The appearance also fit the mood around Sarah Burton’s Givenchy, where strong modern femininity has become the defining note. Instead of leaning into the kind of sheer look that once dominated red carpets through volume and visibility, Burton treated transparency like tailoring: precise, elegant and emotionally cooler. Comer’s gown suggested that the next chapter of the trend is not about being more naked. It is about being more exact.

The premiere itself gave the look an apt backdrop. Comer played Sister Brigid in Michael Sarnoski’s A24 film opposite Hugh Jackman as Robin Hood, with Bill Skarsgård, Murray Bartlett and Noah Jupe also in the cast.
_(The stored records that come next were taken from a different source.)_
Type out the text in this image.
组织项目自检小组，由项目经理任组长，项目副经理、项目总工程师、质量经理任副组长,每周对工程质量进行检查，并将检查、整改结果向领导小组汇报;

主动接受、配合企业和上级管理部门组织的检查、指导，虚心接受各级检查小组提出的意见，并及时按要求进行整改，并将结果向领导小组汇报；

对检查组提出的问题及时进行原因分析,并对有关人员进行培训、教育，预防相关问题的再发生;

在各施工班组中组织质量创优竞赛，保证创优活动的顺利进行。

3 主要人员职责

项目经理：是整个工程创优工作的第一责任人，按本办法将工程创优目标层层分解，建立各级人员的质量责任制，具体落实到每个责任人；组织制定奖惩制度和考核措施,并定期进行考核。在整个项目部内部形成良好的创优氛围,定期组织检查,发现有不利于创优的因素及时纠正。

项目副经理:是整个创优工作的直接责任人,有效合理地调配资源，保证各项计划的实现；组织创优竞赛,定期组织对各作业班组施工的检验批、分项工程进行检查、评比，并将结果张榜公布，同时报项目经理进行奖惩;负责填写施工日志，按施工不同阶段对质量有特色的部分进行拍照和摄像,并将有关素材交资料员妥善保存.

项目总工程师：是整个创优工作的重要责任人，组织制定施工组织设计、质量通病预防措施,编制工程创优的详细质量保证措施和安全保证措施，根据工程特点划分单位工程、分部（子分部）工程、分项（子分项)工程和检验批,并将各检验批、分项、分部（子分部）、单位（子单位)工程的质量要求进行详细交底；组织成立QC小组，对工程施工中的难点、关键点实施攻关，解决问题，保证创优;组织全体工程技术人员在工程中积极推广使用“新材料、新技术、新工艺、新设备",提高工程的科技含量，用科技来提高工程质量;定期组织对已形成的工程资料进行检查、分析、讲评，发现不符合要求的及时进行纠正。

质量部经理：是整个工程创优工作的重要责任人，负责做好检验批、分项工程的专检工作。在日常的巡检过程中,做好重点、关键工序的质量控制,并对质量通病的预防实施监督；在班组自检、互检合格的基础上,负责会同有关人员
A24 lists the film’s U.S. release date as June 19, 2026, and the story follows a bruised, violent reimagining of the legend, centered on guilt, forgiveness and redemption, with an injured Robin Hood offered a chance at salvation by a mysterious woman. Comer’s gown matched that mood perfectly: not medieval costume, not red-carpet excess, but a sleek, modern kind of dusk.